I warmed up with some stretches and mixed my preworkout. Chugged that down while brewing a triple strong flask of coffee, to sip between sets. I turned on my stereo and blasted some Mastadon. Then, approaching my home built temple of iron, I reverently placed the bar upon the rest.

I started with my bench sets with an empty bar, to warm up and get a feel to the bar. It was weird – it was a bit smaller than a normal olympic bar, and I could still faintly feel the individual bars through it, giving it a granular feel. Still, for a homemade bar it was decent, though much lighter than the olympic bar.

Well, I could fix that easily. I added two weight at each side, bring the weight to roughly 140 pound. I pumped out eight repetitions, feeling my strength. I haven’t trained for a week, besides some pushups. I was feeling good, strong. My muscles were all well rested, but not weakened from the break.

A set of 200 pound went without a hitch, and I loaded another bag each size, for 260.

Now, 280 is my max, so I only intended that weight for one repetition, just to see if I got stronger or weaker overall. I got underneath the weight, grunting when the weight passed to my arms, felt the tension in my chest and making sure I’m as tense as possible, to reduce energy escaping from the lift.

I lowered the weight and pushed it back, without any real effort. So little effort, in fact, I decided to go for a whole set. Around the fifth repetition I started to struggle, so I ended it there.

I rested for my three minutes, sipping at my coffee. Another set passed by without too much effort, and the third set was hard, but manageable.

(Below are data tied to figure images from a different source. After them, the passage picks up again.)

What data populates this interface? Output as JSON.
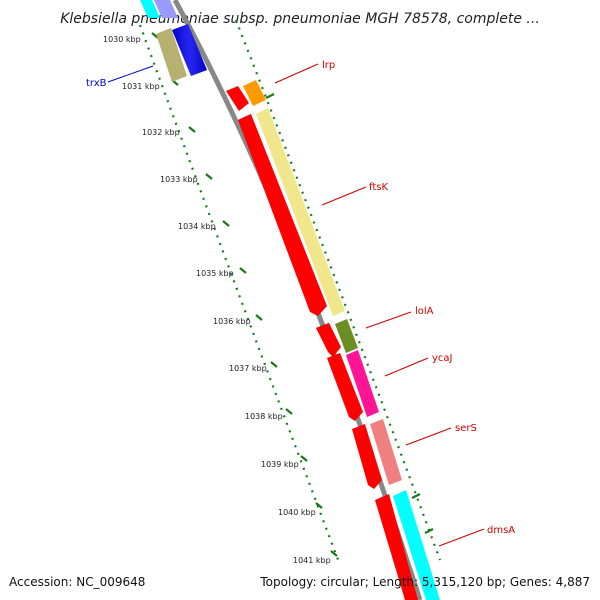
{
  "title": "Klebsiella pneumoniae subsp. pneumoniae MGH 78578, complete ...",
  "footer": {
    "accession": "Accession: NC_009648",
    "topology": "Topology: circular; Length: 5,315,120 bp; Genes: 4,887"
  },
  "ticks": [
    "1030 kbp",
    "1031 kbp",
    "1032 kbp",
    "1033 kbp",
    "1034 kbp",
    "1035 kbp",
    "1036 kbp",
    "1037 kbp",
    "1038 kbp",
    "1039 kbp",
    "1040 kbp",
    "1041 kbp"
  ],
  "gene_labels": [
    {
      "name": "trxB",
      "color": "#0000cc"
    },
    {
      "name": "lrp",
      "color": "#cc0000"
    },
    {
      "name": "ftsK",
      "color": "#cc0000"
    },
    {
      "name": "lolA",
      "color": "#cc0000"
    },
    {
      "name": "ycaJ",
      "color": "#cc0000"
    },
    {
      "name": "serS",
      "color": "#cc0000"
    },
    {
      "name": "dmsA",
      "color": "#cc0000"
    }
  ],
  "colors": {
    "backbone": "#888888",
    "tick": "#1a7a1a",
    "cds": "#ff0000",
    "trxB": "#0000ee",
    "trxB_outer": "#b8b070",
    "lrp": "#ff9900",
    "ftsK": "#f0e68c",
    "lolA": "#6b8e23",
    "ycaJ": "#ff1493",
    "serS": "#f08080",
    "dmsA": "#00ffff"
  }
}
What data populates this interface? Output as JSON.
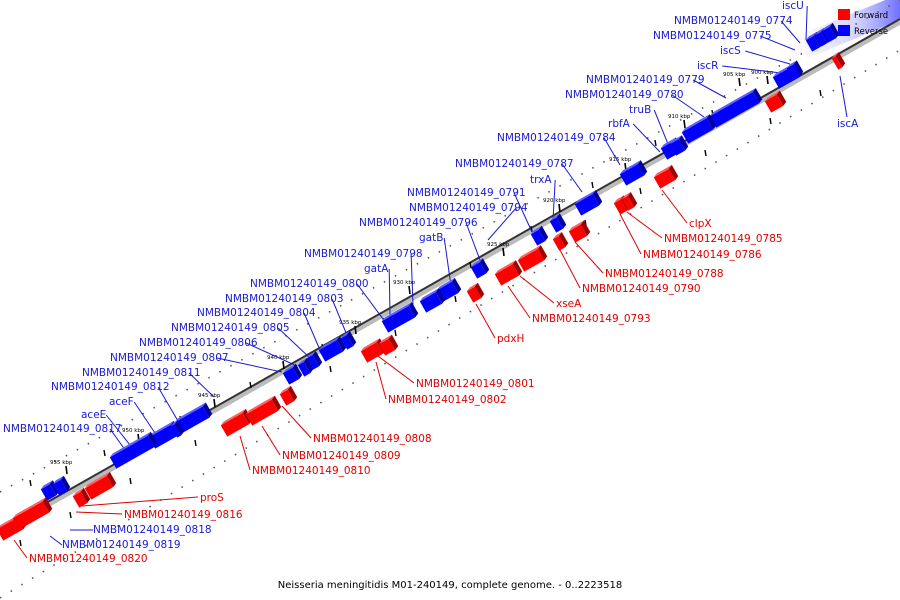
{
  "caption": "Neisseria meningitidis M01-240149, complete genome. - 0..2223518",
  "legend": {
    "forward": {
      "label": "Forward",
      "color": "#ff0000"
    },
    "reverse": {
      "label": "Reverse",
      "color": "#0000ff"
    }
  },
  "ticks": [
    "900 kbp",
    "905 kbp",
    "910 kbp",
    "915 kbp",
    "920 kbp",
    "925 kbp",
    "930 kbp",
    "935 kbp",
    "940 kbp",
    "945 kbp",
    "950 kbp",
    "955 kbp"
  ],
  "reverse_labels": [
    "iscU",
    "NMBM01240149_0774",
    "NMBM01240149_0775",
    "iscS",
    "iscR",
    "NMBM01240149_0779",
    "NMBM01240149_0780",
    "truB",
    "rbfA",
    "NMBM01240149_0784",
    "NMBM01240149_0787",
    "trxA",
    "NMBM01240149_0791",
    "NMBM01240149_0794",
    "NMBM01240149_0796",
    "gatB",
    "NMBM01240149_0798",
    "gatA",
    "NMBM01240149_0800",
    "NMBM01240149_0803",
    "NMBM01240149_0804",
    "NMBM01240149_0805",
    "NMBM01240149_0806",
    "NMBM01240149_0807",
    "NMBM01240149_0811",
    "NMBM01240149_0812",
    "aceF",
    "aceE",
    "NMBM01240149_0817",
    "NMBM01240149_0818",
    "NMBM01240149_0819",
    "iscA"
  ],
  "forward_labels": [
    "clpX",
    "NMBM01240149_0785",
    "NMBM01240149_0786",
    "NMBM01240149_0788",
    "NMBM01240149_0790",
    "xseA",
    "NMBM01240149_0793",
    "pdxH",
    "NMBM01240149_0801",
    "NMBM01240149_0802",
    "NMBM01240149_0808",
    "NMBM01240149_0809",
    "NMBM01240149_0810",
    "proS",
    "NMBM01240149_0816",
    "NMBM01240149_0820"
  ]
}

I rested again, waiting for the fourth and final set. I was excited from lifting after a period of inactivity. The pre workout was kicking in and the coffee on top was giving me a pleasant buzz, an energetic rush filling my head. Mastodon’s blood and thunder was filling the room with the sounds of battle and metal growls. In short, I was feeling the best I was all week.

I decided to take it a step further. It was time to break my record. I divided one of the weight bag to two, putting three bricks in a new bag, that loaded, it brought the weight to around 290. I switched the music to my best song – cowboys from hell. I got under the bench fast, so I could start the lift when the drums kicked in. The guitar chucka-chucked away as I lowered the bar, and I start pushing the exact moment the drums started playing. The bar moved slowly as my arms pushed out, my whole body contributing to the movement. My legs were pushing the floor, my butt clenched, my abs held like an iron vice.

You ever used preworkout? It’s just a bunch of caffeine with some other additives that make you energetic and strong. Nothing fraudulent or harmful. But when you use it, you start noticing a few strange things. First, you don’t get tired, while your muscles do. You know how, normally, you get tired as you exercise? With enough caffeine you don’t. What happens, instead, is that your muscles tire on their own, slowly getting weaker as you work them. Ask the biggest guy in the gym to do some pushups after a hard chest and tryceps day, and watch him laugh as he can’t even lift himself a finger off the ground.

So while I thought I was strong, I was not.

Three quarters up, I failed. No matter how much I pushed and struggled, the bar remained at the same height. I pushed at struggled at it, my face contorting as even my neck muscles contracted. For an eternity, the bar hung.

At any point, I could lower the bar carefully and roll it over my abs, dropping it safely at my feet. It’s called the ‘roll of shame’, and it’s not perfectly safe, but when its either that or get stuck under the bar its definitely the better option.

But I would not back down. My pride would not allow me, even though no one could see me. I struggled and struggled, using every last bit of my energy. As the bar started to come down, I realized that I had no more energy left to push the bar towards my chest. It was going to land on my neck, and I was going to die.

A blood choke is when you deny blood to the brain, and It knocks you out in a few seconds. I really didn’t stand a chance. No matter how much I struggled on the way down, the moment the bar touched my neck it was over.

The last thing I remember thinking was that 280 was always going to be my best. Shame.